Guest post: South Dakota spends too much on high school sport and not enough on education

Editor's note: Today, students in South Dakota are fifth in overall rank of those in debt and suffer that load at the highest proportion in the US. The Bendagate state is 37th in grant and work opportunities rank and is tied for 42nd in student work opportunities. But school boards spend a ridiculous amount of money on sport including one district that plans to close a rural school but spent $1.2 million on a field where American football injures students.

Republican South Dakota District 27 Representative Liz May sees red state failure in flat education results. 

More Spending, Same Results — and Now They’re Closing the Schools That Work 
By Rep. Liz May, South Dakota House of Representatives, District 27
Across South Dakota, we’re watching a troubling pattern unfold. Local school boards, faced with shrinking budgets and state mandates, are closing rural schools — the very schools that often outperform their larger counterparts in both academics and attendance.
In Meade County, for example, Atall and Hereford Elementary were targeted for closure to “save” about $250,000 from a projected $1.25 million general fund deficit. But that deficit wasn’t caused by bad teaching or overspending — it was caused by the way South Dakota funds schools.
When a district loses students, it automatically loses state aid because our funding formula is based on student count, not student performance. The smaller a district gets, the less funding it receives — even if its students are excelling. That creates a cycle where efficiency is punished, and “saving” the budget means closing good schools.
So, rather than rethinking the formula, the district moves students from successful rural classrooms into the larger town schools to boost headcount. Then they use Capital Outlay funds — which can’t go toward classroom instruction — to bus those same students farther every day. The general fund deficit shrinks, but not because the district became more efficient — only because it sacrificed local schools that were working.
According to the South Dakota Department of Education, per-student spending has risen more than 30% since 2017, from about $8,300 to over $11,000. Yet the state’s own Report Card shows proficiency in reading, math, and science has barely moved.
That’s not a classroom problem — it’s a system problem. Our formula rewards enrollment and administration, not learning and performance. And when test results reveal flat outcomes, we hear a new excuse: “The tests are wrong.”

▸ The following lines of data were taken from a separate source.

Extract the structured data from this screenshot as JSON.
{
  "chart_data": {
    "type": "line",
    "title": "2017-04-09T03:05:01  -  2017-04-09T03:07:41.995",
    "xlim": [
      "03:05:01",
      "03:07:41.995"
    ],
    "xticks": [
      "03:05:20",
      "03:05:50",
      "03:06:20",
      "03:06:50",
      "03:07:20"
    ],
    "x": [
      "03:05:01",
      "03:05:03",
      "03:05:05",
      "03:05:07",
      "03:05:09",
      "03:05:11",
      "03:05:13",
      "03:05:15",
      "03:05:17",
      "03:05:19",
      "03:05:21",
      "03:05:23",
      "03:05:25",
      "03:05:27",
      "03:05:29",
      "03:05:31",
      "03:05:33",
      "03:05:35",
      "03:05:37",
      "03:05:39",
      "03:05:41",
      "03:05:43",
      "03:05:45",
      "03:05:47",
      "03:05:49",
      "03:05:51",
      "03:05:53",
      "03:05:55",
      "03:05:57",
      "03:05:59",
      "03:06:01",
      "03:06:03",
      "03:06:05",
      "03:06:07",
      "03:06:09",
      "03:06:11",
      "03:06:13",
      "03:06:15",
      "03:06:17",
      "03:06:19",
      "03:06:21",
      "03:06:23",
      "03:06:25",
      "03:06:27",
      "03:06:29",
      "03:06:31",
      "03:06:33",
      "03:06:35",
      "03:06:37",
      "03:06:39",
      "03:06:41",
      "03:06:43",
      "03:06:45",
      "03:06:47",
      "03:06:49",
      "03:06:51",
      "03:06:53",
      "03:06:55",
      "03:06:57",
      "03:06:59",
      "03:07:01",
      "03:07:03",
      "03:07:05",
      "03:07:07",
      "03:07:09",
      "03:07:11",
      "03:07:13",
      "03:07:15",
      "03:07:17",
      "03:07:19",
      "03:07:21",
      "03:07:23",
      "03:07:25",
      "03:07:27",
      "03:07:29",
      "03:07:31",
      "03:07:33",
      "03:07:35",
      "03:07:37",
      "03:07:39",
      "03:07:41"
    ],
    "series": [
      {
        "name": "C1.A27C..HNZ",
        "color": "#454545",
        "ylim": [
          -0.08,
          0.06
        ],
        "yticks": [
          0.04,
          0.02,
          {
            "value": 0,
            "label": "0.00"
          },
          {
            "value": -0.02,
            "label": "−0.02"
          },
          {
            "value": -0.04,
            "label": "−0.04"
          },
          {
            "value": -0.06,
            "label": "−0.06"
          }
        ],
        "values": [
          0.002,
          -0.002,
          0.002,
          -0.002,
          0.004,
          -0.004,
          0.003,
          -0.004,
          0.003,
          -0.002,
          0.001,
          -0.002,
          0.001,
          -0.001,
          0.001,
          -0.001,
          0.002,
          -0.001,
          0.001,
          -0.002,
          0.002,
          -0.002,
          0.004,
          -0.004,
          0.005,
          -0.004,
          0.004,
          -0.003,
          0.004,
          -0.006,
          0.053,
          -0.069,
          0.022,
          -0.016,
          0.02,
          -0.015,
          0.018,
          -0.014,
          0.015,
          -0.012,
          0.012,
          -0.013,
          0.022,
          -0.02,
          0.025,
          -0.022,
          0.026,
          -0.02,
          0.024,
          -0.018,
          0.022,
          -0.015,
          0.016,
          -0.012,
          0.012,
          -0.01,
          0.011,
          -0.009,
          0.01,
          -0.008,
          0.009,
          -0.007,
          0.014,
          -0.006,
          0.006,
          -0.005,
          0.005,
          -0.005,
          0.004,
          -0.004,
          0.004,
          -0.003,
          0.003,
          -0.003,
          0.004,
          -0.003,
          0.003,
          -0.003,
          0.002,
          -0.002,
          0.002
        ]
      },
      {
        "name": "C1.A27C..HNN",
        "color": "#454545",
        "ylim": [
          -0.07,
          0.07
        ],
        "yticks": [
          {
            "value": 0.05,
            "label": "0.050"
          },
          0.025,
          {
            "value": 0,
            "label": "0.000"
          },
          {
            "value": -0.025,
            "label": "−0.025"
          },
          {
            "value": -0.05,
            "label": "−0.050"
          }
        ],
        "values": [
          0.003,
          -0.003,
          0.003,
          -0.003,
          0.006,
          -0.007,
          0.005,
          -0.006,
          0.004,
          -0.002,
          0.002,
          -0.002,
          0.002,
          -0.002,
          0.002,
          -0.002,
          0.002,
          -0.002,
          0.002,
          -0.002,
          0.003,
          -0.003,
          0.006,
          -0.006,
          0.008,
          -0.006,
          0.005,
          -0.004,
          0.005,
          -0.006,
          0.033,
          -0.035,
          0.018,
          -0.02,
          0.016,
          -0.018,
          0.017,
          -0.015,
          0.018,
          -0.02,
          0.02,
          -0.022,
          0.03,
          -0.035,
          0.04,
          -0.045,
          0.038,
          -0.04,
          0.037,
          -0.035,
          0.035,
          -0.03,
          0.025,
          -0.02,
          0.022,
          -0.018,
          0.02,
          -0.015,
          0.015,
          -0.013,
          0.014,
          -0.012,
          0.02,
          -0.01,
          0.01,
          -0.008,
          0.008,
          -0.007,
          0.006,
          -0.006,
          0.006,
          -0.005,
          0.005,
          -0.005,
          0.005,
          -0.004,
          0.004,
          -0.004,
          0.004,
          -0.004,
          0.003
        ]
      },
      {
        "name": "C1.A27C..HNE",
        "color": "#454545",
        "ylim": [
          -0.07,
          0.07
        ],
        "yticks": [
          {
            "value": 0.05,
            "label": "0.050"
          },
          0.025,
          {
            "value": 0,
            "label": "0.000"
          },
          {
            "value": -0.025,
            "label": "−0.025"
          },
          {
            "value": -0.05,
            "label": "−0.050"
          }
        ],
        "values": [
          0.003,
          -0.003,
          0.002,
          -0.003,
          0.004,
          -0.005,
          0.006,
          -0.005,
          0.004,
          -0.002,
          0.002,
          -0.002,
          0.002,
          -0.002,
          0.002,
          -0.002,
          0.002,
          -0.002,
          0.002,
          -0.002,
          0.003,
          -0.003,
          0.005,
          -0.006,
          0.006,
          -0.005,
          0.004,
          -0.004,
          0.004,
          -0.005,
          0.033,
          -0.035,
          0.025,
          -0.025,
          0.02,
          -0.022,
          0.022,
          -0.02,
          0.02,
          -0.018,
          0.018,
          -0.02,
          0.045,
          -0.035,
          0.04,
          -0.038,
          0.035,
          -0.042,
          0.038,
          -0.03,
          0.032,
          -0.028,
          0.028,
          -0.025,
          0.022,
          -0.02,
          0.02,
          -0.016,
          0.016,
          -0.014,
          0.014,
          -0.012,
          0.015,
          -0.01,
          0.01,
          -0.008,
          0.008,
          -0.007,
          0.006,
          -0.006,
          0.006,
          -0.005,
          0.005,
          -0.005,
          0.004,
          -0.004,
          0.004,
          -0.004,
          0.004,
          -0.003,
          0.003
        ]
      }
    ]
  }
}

But if the tests are so wrong, why do we still use them to collect federal dollars, determine accreditation, and justify spending? You can’t claim the tests are good enough for the money but bad enough to excuse the results. South Dakota has used the same state assessments since 2015 — and the results have been consistent year after year. That’s not a testing failure; that’s a failure of priorities.
Meanwhile, parents in Meade County and across the state are watching their smaller rural schools disappear — not because they aren’t working, but because the funding model makes them expendable.

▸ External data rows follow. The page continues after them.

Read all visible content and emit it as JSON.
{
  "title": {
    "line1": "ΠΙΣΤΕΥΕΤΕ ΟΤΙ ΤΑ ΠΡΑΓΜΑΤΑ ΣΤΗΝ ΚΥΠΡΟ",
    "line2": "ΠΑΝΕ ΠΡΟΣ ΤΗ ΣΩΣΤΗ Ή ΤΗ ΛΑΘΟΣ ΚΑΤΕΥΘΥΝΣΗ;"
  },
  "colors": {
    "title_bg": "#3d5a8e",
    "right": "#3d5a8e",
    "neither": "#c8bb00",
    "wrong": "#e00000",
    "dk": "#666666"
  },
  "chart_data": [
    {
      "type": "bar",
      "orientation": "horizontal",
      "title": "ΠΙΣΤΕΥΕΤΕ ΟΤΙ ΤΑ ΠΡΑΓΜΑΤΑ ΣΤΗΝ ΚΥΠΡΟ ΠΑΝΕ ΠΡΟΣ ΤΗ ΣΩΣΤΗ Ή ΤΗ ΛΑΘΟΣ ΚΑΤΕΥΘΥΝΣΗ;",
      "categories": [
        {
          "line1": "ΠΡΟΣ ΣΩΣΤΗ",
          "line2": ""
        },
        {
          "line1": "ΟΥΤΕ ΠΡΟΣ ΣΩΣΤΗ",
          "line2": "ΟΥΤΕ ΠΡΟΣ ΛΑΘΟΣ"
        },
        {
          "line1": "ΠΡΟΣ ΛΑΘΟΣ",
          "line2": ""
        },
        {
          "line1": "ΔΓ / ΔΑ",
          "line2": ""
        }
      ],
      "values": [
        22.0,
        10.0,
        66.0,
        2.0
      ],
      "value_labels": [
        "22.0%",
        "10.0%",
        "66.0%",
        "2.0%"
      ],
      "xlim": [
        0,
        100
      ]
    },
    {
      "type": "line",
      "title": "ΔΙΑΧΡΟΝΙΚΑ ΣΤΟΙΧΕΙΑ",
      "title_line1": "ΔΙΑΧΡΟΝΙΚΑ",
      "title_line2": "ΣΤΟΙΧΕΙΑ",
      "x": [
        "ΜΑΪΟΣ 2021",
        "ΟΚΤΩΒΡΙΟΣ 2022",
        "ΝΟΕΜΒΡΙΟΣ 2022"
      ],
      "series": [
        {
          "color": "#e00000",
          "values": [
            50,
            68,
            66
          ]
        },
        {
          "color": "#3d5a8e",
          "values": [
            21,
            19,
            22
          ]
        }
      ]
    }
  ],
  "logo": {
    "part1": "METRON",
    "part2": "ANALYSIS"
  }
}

If we truly value education, we should be rewarding performance, not paperwork. That starts by giving districts credit for sharing administrative services, streamlining operations, and prioritizing results instead of raw headcounts.
Closing schools that work just to prop up a broken formula is backwards. If we want to rebuild trust in South Dakota’s public education system, we need to prove that learning — not numbers — drives how we spend our education dollars.